MEEKER (MICHAEL E.) A Nation of Empire. The Ottoman Legacy of Turkish Modernity Berkeley, University of California Press, 2002,420 pages. KANDIYOTI (DENIZ), SAKTANBER (AYSE), eds Fragments of Culture. The Everyday of Modern Turkey Londres, I.B. Tauris, 2002,350 pages. ZEKI MÜREN 1955-1963 Kayitlari/Recordings Istanbul, Kalan Müzik Yapim, 2002.
 
 
L’arrivée au pouvoir du parti islamique en novembre 2002, la résistance du nouveau gouvernement, mais aussi de l’armée, aux pressions de l’administration Bush lors de la guerre contre l’Irak, la surprise que ces événements ont créée de par le monde ont démontré à la fois notre ignorance de la complexité de la société politique turque et la nécessité d’y remédier. Deux ouvrages importants peuvent nous y aider.

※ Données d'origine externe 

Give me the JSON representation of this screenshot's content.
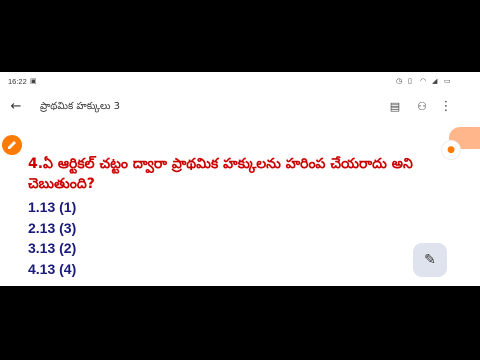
{
  "status_bar": {
    "time": "16:22",
    "icons": [
      "camera-icon",
      "alarm-icon",
      "vibrate-icon",
      "wifi-icon",
      "battery-icon"
    ]
  },
  "app_bar": {
    "title": "ప్రాథమిక హక్కులు 3",
    "icons": [
      "back-arrow-icon",
      "comment-icon",
      "account-icon",
      "more-vert-icon"
    ]
  },
  "content": {
    "question": "4.ఏ ఆర్టికల్ చట్టం ద్వారా ప్రాథమిక హక్కులను హరింప చేయరాదు అని చెబుతుంది?",
    "options": [
      "1.13 (1)",
      "2.13 (3)",
      "3.13 (2)",
      "4.13 (4)"
    ]
  },
  "colors": {
    "question": "#cc0000",
    "options": "#1a1a7a",
    "accent": "#ff7a00",
    "fab": "#dfe3ee"
  }
}
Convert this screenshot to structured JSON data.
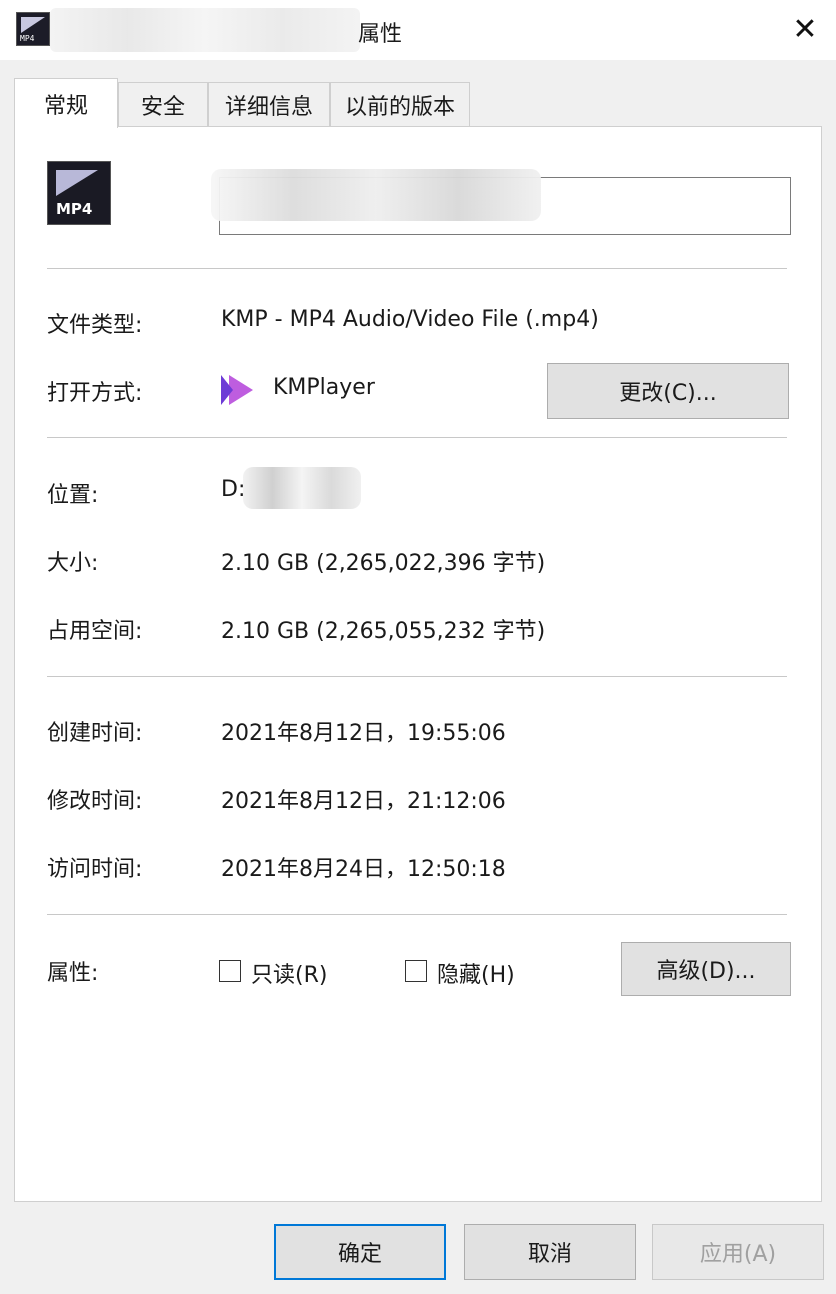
{
  "window": {
    "title": "属性",
    "close": "✕"
  },
  "tabs": [
    {
      "label": "常规"
    },
    {
      "label": "安全"
    },
    {
      "label": "详细信息"
    },
    {
      "label": "以前的版本"
    }
  ],
  "file": {
    "icon_label": "MP4"
  },
  "info": {
    "type_label": "文件类型:",
    "type_value": "KMP - MP4 Audio/Video File (.mp4)",
    "open_label": "打开方式:",
    "open_value": "KMPlayer",
    "change_button": "更改(C)...",
    "location_label": "位置:",
    "location_value": "D:",
    "size_label": "大小:",
    "size_value": "2.10 GB (2,265,022,396 字节)",
    "disk_label": "占用空间:",
    "disk_value": "2.10 GB (2,265,055,232 字节)",
    "created_label": "创建时间:",
    "created_value": "2021年8月12日，19:55:06",
    "modified_label": "修改时间:",
    "modified_value": "2021年8月12日，21:12:06",
    "accessed_label": "访问时间:",
    "accessed_value": "2021年8月24日，12:50:18",
    "attrs_label": "属性:",
    "readonly_label": "只读(R)",
    "hidden_label": "隐藏(H)",
    "advanced_button": "高级(D)..."
  },
  "footer": {
    "ok": "确定",
    "cancel": "取消",
    "apply": "应用(A)"
  },
  "colors": {
    "accent": "#0078d7",
    "kmplayer_purple": "#8b45d8"
  }
}
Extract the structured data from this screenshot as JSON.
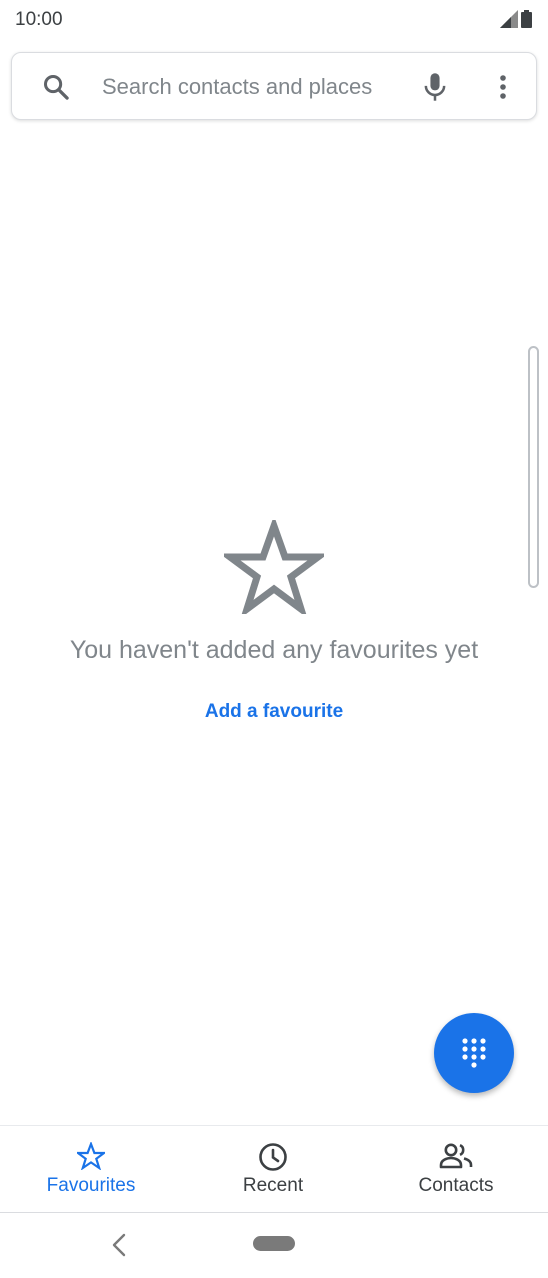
{
  "status_bar": {
    "time": "10:00",
    "icons": [
      "signal-icon",
      "battery-icon"
    ]
  },
  "search": {
    "placeholder": "Search contacts and places",
    "value": "",
    "icons": [
      "search-icon",
      "mic-icon",
      "more-vert-icon"
    ]
  },
  "empty_state": {
    "icon": "star-outline-icon",
    "message": "You haven't added any favourites yet",
    "action_label": "Add a favourite"
  },
  "fab": {
    "icon": "dialpad-icon"
  },
  "bottom_nav": {
    "items": [
      {
        "label": "Favourites",
        "icon": "star-icon",
        "active": true
      },
      {
        "label": "Recent",
        "icon": "clock-icon",
        "active": false
      },
      {
        "label": "Contacts",
        "icon": "people-icon",
        "active": false
      }
    ]
  },
  "system_nav": {
    "icons": [
      "back-icon",
      "home-pill"
    ]
  },
  "colors": {
    "accent": "#1a73e8",
    "icon_gray": "#5f6368",
    "secondary_text": "#80868b",
    "star_outline": "#80868b"
  }
}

Au fil d’une passionnante enquête de terrain, menée au cours des années 1960 dans la province de Trabzon, Michael Meeker s’attache à dégager le « legs impérial de la République turque », non pas en tant que survivance de l’ancien régime, mais en tant que principe actif et même constitutif du nouvel État. L’Empire ottoman, souvent décrit, à tort, comme un despotisme outrancièrement centralisé, reposait en réalité sur des oligarchies ou des élites provinciales. Celles-ci lui conféraient une flexibilité sociale tout en assurant l’exercice du pouvoir souverain et la « dissémination de la modernité » par le biais d’une véritable discipline des relations interpersonnelles. Or, dans la région d’Of, les deux grandes familles d’aghasqui dominaient la scène locale au XIXe siècle sont parvenues à reproduire leur ascendant sous le couvert de la lutte nationaliste, des institutions républicaines, de leur démocratisation dans les années 1940-1950 et du développement économique de l’aprèsguerre. La résilience de ces hiérarchies locales, dont les affrontements factionnels sont une expression de choix, traduit moins une résistance au pouvoir central, quand bien même elle en prend la forme, qu’un mode de régulation et d’implantation de ce dernier.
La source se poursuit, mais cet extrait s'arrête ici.